Containers 102: Kubernetes and the Basics of Container Orchestration
To know containers is to know Kubernetes, the gold standard for container orchestration and deployment. Here’s an explainer for how Kubernetes works and what makes it tick.
In the first installment in this series, you learned about why and how containers became a new paradigm in IT infrastructure.
When containers first emerged, there was a quick race to develop a container management system to provide functionality like networking, high availability and — important for database workloads — persisted storage. The early entrants into this space included Docker Swarm and Apache Mesos, but it was Google’s Kubernetes that has become the clear leader in the space in terms of adoption.
Kubernetes started out as a system called Borg that was used internally at Google to provide large-scale cluster management. Borg has since evolved to become an open source project with broad inputs from a large number of major technology vendors contributing code to the project.
How does Kubernetes work? I am always hesitant to compare Kubernetes to VMware’s ESX product, but at a very high level, container orchestration is similar to virtual machine (VM) management. Much like a VMware environment, we have host servers, which can be either physical machines or VMs. There are also what’s known as a master node and worker nodes.
The master node contains an etcd cluster (which is a distributed key-value store) that stores data about the cluster itself, API objects and service discovery details. This node also contains the API server that receives the REST calls for modifications and new deployments to the cluster. The API server is the only component that communicates with the etcd cluster for security purposes. The master node also hosts a scheduler that tells each pod (i.e., a set of containers) where to run based on current host activity. Finally, there are a couple of controller processes that serve to maintain the desired state of the workloads on the cluster based on the deployment manifests that exist on the cluster.

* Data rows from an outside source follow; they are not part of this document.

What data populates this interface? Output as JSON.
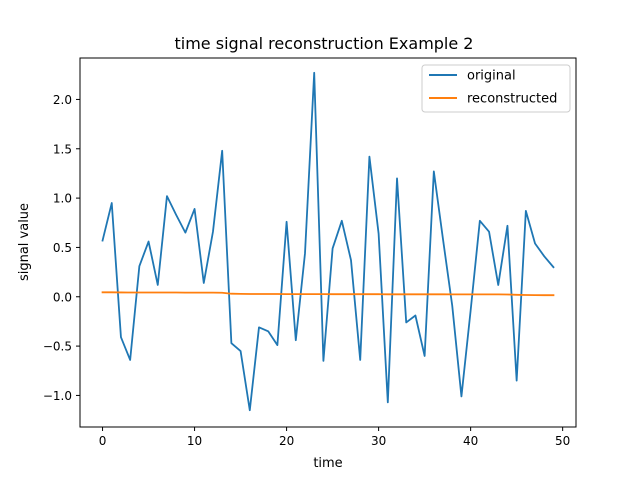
{
  "chart_data": {
    "type": "line",
    "title": "time signal reconstruction Example 2",
    "xlabel": "time",
    "ylabel": "signal value",
    "xlim": [
      -2.45,
      51.45
    ],
    "ylim": [
      -1.32,
      2.42
    ],
    "xticks": [
      0,
      10,
      20,
      30,
      40,
      50
    ],
    "yticks": [
      -1.0,
      -0.5,
      0.0,
      0.5,
      1.0,
      1.5,
      2.0
    ],
    "xtick_labels": [
      "0",
      "10",
      "20",
      "30",
      "40",
      "50"
    ],
    "ytick_labels": [
      "−1.0",
      "−0.5",
      "0.0",
      "0.5",
      "1.0",
      "1.5",
      "2.0"
    ],
    "grid": false,
    "legend_position": "top-right",
    "series": [
      {
        "name": "original",
        "color": "#1f77b4",
        "x": [
          0,
          1,
          2,
          3,
          4,
          5,
          6,
          7,
          8,
          9,
          10,
          11,
          12,
          13,
          14,
          15,
          16,
          17,
          18,
          19,
          20,
          21,
          22,
          23,
          24,
          25,
          26,
          27,
          28,
          29,
          30,
          31,
          32,
          33,
          34,
          35,
          36,
          37,
          38,
          39,
          40,
          41,
          42,
          43,
          44,
          45,
          46,
          47,
          48,
          49
        ],
        "values": [
          0.57,
          0.95,
          -0.41,
          -0.64,
          0.31,
          0.56,
          0.12,
          1.02,
          0.83,
          0.65,
          0.89,
          0.14,
          0.66,
          1.48,
          -0.47,
          -0.55,
          -1.15,
          -0.31,
          -0.35,
          -0.49,
          0.76,
          -0.44,
          0.44,
          2.27,
          -0.65,
          0.49,
          0.77,
          0.37,
          -0.64,
          1.42,
          0.64,
          -1.07,
          1.2,
          -0.26,
          -0.19,
          -0.6,
          1.27,
          0.58,
          -0.09,
          -1.01,
          -0.14,
          0.77,
          0.66,
          0.12,
          0.72,
          -0.85,
          0.87,
          0.54,
          0.41,
          0.3
        ]
      },
      {
        "name": "reconstructed",
        "color": "#ff7f0e",
        "x": [
          0,
          1,
          2,
          3,
          4,
          5,
          6,
          7,
          8,
          9,
          10,
          11,
          12,
          13,
          14,
          15,
          16,
          17,
          18,
          19,
          20,
          21,
          22,
          23,
          24,
          25,
          26,
          27,
          28,
          29,
          30,
          31,
          32,
          33,
          34,
          35,
          36,
          37,
          38,
          39,
          40,
          41,
          42,
          43,
          44,
          45,
          46,
          47,
          48,
          49
        ],
        "values": [
          0.045,
          0.045,
          0.044,
          0.043,
          0.043,
          0.043,
          0.043,
          0.043,
          0.043,
          0.042,
          0.042,
          0.042,
          0.042,
          0.041,
          0.031,
          0.029,
          0.028,
          0.028,
          0.028,
          0.028,
          0.027,
          0.027,
          0.027,
          0.027,
          0.027,
          0.026,
          0.026,
          0.026,
          0.026,
          0.026,
          0.026,
          0.025,
          0.025,
          0.025,
          0.025,
          0.025,
          0.025,
          0.025,
          0.024,
          0.024,
          0.024,
          0.024,
          0.024,
          0.024,
          0.023,
          0.02,
          0.018,
          0.017,
          0.016,
          0.016
        ]
      }
    ]
  }
}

Each of the worker nodes in the cluster contains two main services. The kubelet regularly takes in new or modified pod specifications and monitors the node pod health. There is also a kube proxy service that manages individual host subnetting and allows for services to be exposed to the outside world.
By now, you have seen me use the term “pod” several times. Pods are the basic unit of deployment in Kubernetes and are composed of one or many containers. You would typically deploy containers of the same tier (think Web container) in a single pod. It is not recommended to mix workloads — for example, putting a database container and a Web container in the same pod. Pods are volatile and can be killed if they have runaway processes, which means that there are also services. Services represent a logical set of pods and enable connectivity for the pods by acting as a gateway and providing an IP address.
While Web and app workloads may be able to function without persisted storage, database workloads (among others) need their storage to be persisted. Since containers are ephemeral, Kubernetes connects volumes to container definitions, allowing those volumes to be defined and persisted. Think about an application like SQL Server. These function similarly to the shared disk in a SQL Server Failover Cluster instance.
Kubernetes has a concept called “namespaces,” which is very similar in concept to the resource groups in Microsoft Azure. The namespace acts as a virtual cluster and can also act as a security boundary. The difference between this and a resource group is that Kubernetes resources in a namespace cannot talk to resources in another namespace. A namespace can also be given a quota, so it can be used to limit resource consumption.
apiVersion: apps/v1 kind: Deployment metadata: name: nginx-deployment labels: app: nginx spec: replicas: 3 selector: matchLabels: app: nginx template: metadata: labels: app: nginx spec: containers: - name: nginx image: nginx:1.7.9 ports: - containerPort: 80
This is a simple manifest that deploys an Nginx container. The metadata section allows for labeling of the container and can be appended with more information to better describe what the workloads are running. In the spec session of this manifest, there are three replicas defined. This means there can be up to three containers in this pod. Also, the container image that is defined is Nginx version 1.7.9 and using port 80.
This notion of storing infrastructure as code will frighten and excite many experienced system administrators. While getting used to Git repositories can be challenging, the benefit is that infrastructure changes are easily deployed into the cluster, and with a consistent set of deployment mechanisms.
The other major benefit is that the Kubernetes deployment is highly available at both the infrastructure and application level. Concepts like stateful sets and replica sets ensure that containers are always running. The master node also supports high availability by using multinode replication for the etcd database.
Getting started with Kubernetes is quick and easy. If you are running Docker Desktop, you can use the Kubernetes option there. Alternatively, and if you want to better understand high availability, you can use the Kubernetes as a Service offerings from either Azure or Amazon Web Services (AWS), which give you a built-out cluster within minutes. Finally, if you have a Linux machine or VM, you can use Minikube, which simulates a Kubernetes cluster on a single node.
Kubernetes is broad topic. There’s a lot to learn, but it is easy to get started learning the fundamental concepts of the technology, even on your own machine. Kubernetes has become a standard for container orchestration and deployment across both enterprises and startups, making it a key career skill going forward. As more vendor products like SQL Server adopt it as a deployment framework, that adoption will only grow. So go get started with your cluster!